Includes first aid education component.
✔ The first aid instructions and step-by-step recovery guide are clear and helpful.
✘ The seizure tracking and medication tracking features are not immediately obvious — appears hidden towards the bottom of the screen.
✘ Information section states that people should record details about what happens before, during and after the seizure but the tracking feature of the app doesn’t prompt users to capture this information.
✘ Hard to search for medication when adding to list; lacks medication reminders
✘ App is UK-based so some information such as emergency phone numbers and some medication names are not relevant to NZ users.
✘ Seizure duration doesn’t record seconds, only minutes and hours.
✘ Date of birth calendar is not easy to use
✘ Lacks data visualisation or analysis (such as trends, or seizure activities before and after medication changes) at all, the reports are simply a list of the logged seizures.
Privacy and security
Date of review: August 2017
Platform reviewed: Android
Download size: 20.18 MB
The following articles are about apps for epilepsy
- Pandher PS, Bhullar KK. Smartphone applications for seizure management. Health Informatics J. 2016 Jun;22(2):209-20.
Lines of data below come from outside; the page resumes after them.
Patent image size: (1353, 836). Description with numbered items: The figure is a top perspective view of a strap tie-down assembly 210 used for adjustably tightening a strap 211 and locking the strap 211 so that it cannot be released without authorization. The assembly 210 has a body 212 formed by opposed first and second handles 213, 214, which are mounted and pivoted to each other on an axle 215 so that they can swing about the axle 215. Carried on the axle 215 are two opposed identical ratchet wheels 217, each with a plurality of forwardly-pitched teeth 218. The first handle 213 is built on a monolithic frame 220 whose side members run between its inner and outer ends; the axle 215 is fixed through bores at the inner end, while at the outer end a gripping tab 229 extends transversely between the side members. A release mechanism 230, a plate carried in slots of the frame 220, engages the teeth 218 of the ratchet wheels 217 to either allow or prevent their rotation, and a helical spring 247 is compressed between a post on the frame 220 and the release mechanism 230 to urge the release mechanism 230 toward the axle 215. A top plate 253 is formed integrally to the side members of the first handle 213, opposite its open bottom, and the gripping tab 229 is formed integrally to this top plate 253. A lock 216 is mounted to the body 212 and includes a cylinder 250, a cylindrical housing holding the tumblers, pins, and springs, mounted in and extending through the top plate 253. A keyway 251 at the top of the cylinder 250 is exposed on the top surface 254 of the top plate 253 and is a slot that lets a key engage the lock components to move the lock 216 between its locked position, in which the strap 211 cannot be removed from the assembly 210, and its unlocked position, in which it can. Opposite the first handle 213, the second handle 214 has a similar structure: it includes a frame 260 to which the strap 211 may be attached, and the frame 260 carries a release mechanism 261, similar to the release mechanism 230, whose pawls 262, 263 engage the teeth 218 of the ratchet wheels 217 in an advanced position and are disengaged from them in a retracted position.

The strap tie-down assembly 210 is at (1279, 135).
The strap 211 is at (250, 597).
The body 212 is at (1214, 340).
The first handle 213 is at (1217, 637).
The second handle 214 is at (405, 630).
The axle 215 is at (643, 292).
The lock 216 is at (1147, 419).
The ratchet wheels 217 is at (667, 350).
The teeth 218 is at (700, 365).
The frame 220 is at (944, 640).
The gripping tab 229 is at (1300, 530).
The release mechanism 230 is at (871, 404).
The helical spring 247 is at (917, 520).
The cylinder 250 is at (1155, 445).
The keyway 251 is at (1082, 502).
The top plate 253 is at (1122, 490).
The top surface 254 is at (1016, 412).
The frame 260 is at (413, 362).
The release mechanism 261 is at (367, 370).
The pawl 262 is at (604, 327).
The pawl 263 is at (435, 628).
Reviewer: Jeremy Steinberg, GP Registrar, RNZCGP
Date of review: December 2017
Comments: "This app is useful for people with epilepsy and their caregivers. Users can log seizures, share reports, and learn more about epilepsy. The app has good information and videos about epilepsy, however it is poorly integrated with most of it is not being within the app, but just links to the Epilepsy Society website. In addition some of the links are dead. The app does not sync between devices (such as if you change phones or for sharing with caregivers) and there is no data visualisation or analysis (such as trends, or seizure activities before and after medication changes) - the reports are simply a list of the logged seizures. Overall, this is a very basic seizure diary with a lot of room for improvement. There is no large advantage with this app over pen and paper. There are better apps available."
Safety concerns: None
New Zealand relevance: "Some of the medication brand names are different. There are different requirements to request a specific brand. To get the same brand the doctor needs to not only write the brand name on the prescription but also write “generic substitution not permitted.” Alternatively, the patient can ask the pharmacist for a specific brand.Obtaining a specific brand, if not subsidised and incurs an extra cost. I think there is an overemphasis in the information on the importance of obtaining the same brand of anti-epilepsy medication continually. The evidence is actually mixed as to whether substitution with a different brand (but same generic) has an impact on seizure control. In New Zealand subsidised brands often change, and generics must pass through the regulatory organisation Medsafe, ensuring that they are bioequivalent. However, continuing the same brand is certainly important in some people with epilepsy."